ADVERTISEMENT

Dwi Sutarjantono, Jeje, dan ICAD 12  

Pameran ICAD 12 dilangsungkan di Hotel Grand Kemang Jakarta mulai 19 Oktober 2022 hingga 27 November 2022 dan dibuka oleh Menteri Pariwisata Sandiaga Uno. Gelaran ini bertujuan memahami proses perkembangan masyarakat sambil menelusuri relasi antara masa lalu dan masa depan. Tema yang dimunculkan dalam pameran kali ini adalah Fragmenting Yesterday, Reshaping Tomorrow.  Topik ini memang tidak dapat dipisahkan dari pandemi sebagai memori kolektif yang telah memengaruhi kita semua. Tahun ini, ICAD terpilih sebagai 5 besar agenda resmi Kharisma Event Nusantara (KEN) 2022 dari Kementerian Pariwisata dan Ekonomi Kreatif Republik Indonesia.
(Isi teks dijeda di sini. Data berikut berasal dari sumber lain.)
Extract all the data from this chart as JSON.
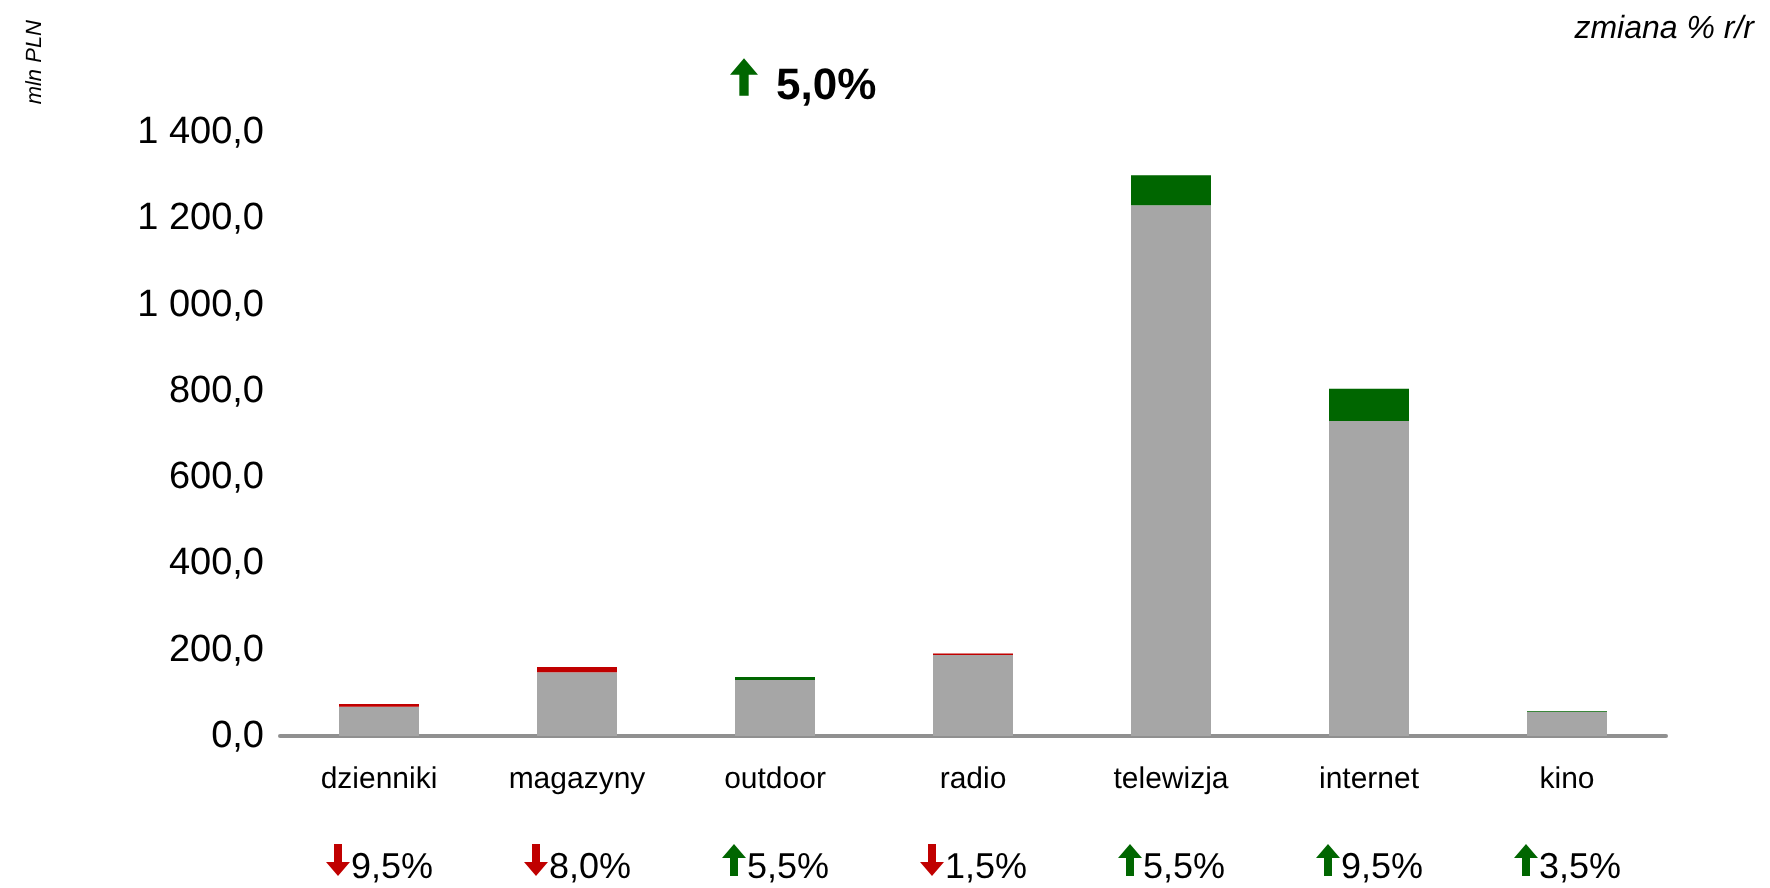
{
  "chart_data": {
    "type": "bar",
    "stacked": true,
    "title": "5,0%",
    "ylabel": "mln PLN",
    "categories": [
      "dzienniki",
      "magazyny",
      "outdoor",
      "radio",
      "telewizja",
      "internet",
      "kino"
    ],
    "series": [
      {
        "color": "#a6a6a6",
        "values": [
          68,
          148,
          130,
          188,
          1230,
          730,
          56
        ]
      },
      {
        "color": "#c00000",
        "values": [
          6,
          12,
          null,
          3,
          null,
          null,
          null
        ]
      },
      {
        "color": "#006600",
        "values": [
          null,
          null,
          7,
          null,
          70,
          75,
          2
        ]
      }
    ],
    "ylim": [
      0,
      1400
    ],
    "yticks": [
      {
        "value": 0,
        "label": "0,0"
      },
      {
        "value": 200,
        "label": "200,0"
      },
      {
        "value": 400,
        "label": "400,0"
      },
      {
        "value": 600,
        "label": "600,0"
      },
      {
        "value": 800,
        "label": "800,0"
      },
      {
        "value": 1000,
        "label": "1 000,0"
      },
      {
        "value": 1200,
        "label": "1 200,0"
      },
      {
        "value": 1400,
        "label": "1 400,0"
      }
    ],
    "grid": false,
    "annotations": [
      "zmiana % r/r",
      "9,5%",
      "8,0%",
      "5,5%",
      "1,5%",
      "5,5%",
      "9,5%",
      "3,5%"
    ]
  }
}
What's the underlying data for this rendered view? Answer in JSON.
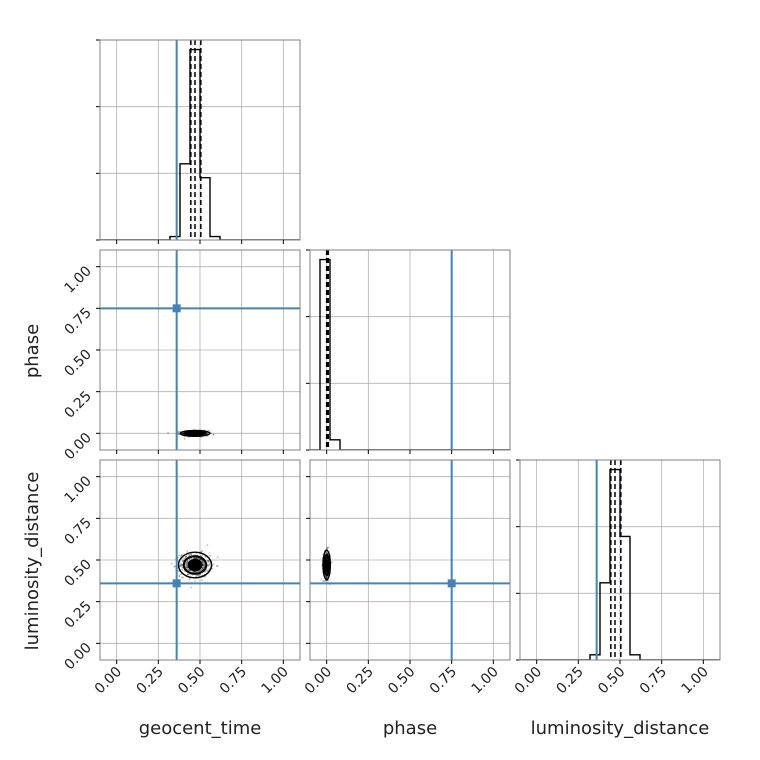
{
  "chart_data": {
    "type": "corner",
    "parameters": [
      "geocent_time",
      "phase",
      "luminosity_distance"
    ],
    "axis_labels": {
      "diag_x": [
        "geocent_time",
        "phase",
        "luminosity_distance"
      ],
      "left_y": [
        "phase",
        "luminosity_distance"
      ]
    },
    "range": [
      -0.1,
      1.1
    ],
    "ticks": [
      0.0,
      0.25,
      0.5,
      0.75,
      1.0
    ],
    "tick_labels": [
      "0.00",
      "0.25",
      "0.50",
      "0.75",
      "1.00"
    ],
    "grid": true,
    "truths": {
      "geocent_time": 0.36,
      "phase": 0.75,
      "luminosity_distance": 0.36
    },
    "truth_color": "#4682b4",
    "histograms": {
      "bin_edges": [
        -0.1,
        -0.04,
        0.02,
        0.08,
        0.14,
        0.2,
        0.26,
        0.32,
        0.38,
        0.44,
        0.5,
        0.56,
        0.62,
        0.68,
        0.74,
        0.8,
        0.86,
        0.92,
        0.98,
        1.04,
        1.1
      ],
      "geocent_time": [
        0,
        0,
        0,
        0,
        0,
        0,
        0,
        1,
        22,
        55,
        18,
        1,
        0,
        0,
        0,
        0,
        0,
        0,
        0,
        0
      ],
      "phase": [
        0,
        56,
        3,
        0,
        0,
        0,
        0,
        0,
        0,
        0,
        0,
        0,
        0,
        0,
        0,
        0,
        0,
        0,
        0,
        0
      ],
      "luminosity_distance": [
        0,
        0,
        0,
        0,
        0,
        0,
        0,
        1,
        15,
        37,
        24,
        1,
        0,
        0,
        0,
        0,
        0,
        0,
        0,
        0
      ]
    },
    "quantiles": {
      "geocent_time": [
        0.445,
        0.47,
        0.505
      ],
      "phase": [
        0.0,
        0.005,
        0.01
      ],
      "luminosity_distance": [
        0.445,
        0.47,
        0.505
      ]
    },
    "scatter_2d": [
      {
        "x_param": "geocent_time",
        "y_param": "phase",
        "center": [
          0.47,
          0.0
        ],
        "spread": [
          0.04,
          0.008
        ],
        "contour_color": "#000000"
      },
      {
        "x_param": "geocent_time",
        "y_param": "luminosity_distance",
        "center": [
          0.47,
          0.47
        ],
        "spread": [
          0.045,
          0.035
        ],
        "contour_color": "#000000"
      },
      {
        "x_param": "phase",
        "y_param": "luminosity_distance",
        "center": [
          0.0,
          0.47
        ],
        "spread": [
          0.01,
          0.04
        ],
        "contour_color": "#000000"
      }
    ]
  }
}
Menurut catatan Team Kuratorial ICAD 12 terdiri atas para kurator muda dengan  Lead Curator Amanda Ariawan dan Guest Curator Prananda L. Malasan.  “Di antara realita isu-isu sosial yang ditawarkan melalui karya-karya yang ditampilkan, dapat ditemukan pandangan kritis dan imajinasi para peserta. Berbagai gagasan dari para peserta dapat kita pahami dalam pameran ini, mulai dari aspek humor hingga politis, analitis hingga spekulatif; ide-ide mereka berkontribusi terhadap spektrum pengetahuan dan diskusi tentang topik-topik hangat seputar lingkungan, sejarah, teknologi, dan peradaban.”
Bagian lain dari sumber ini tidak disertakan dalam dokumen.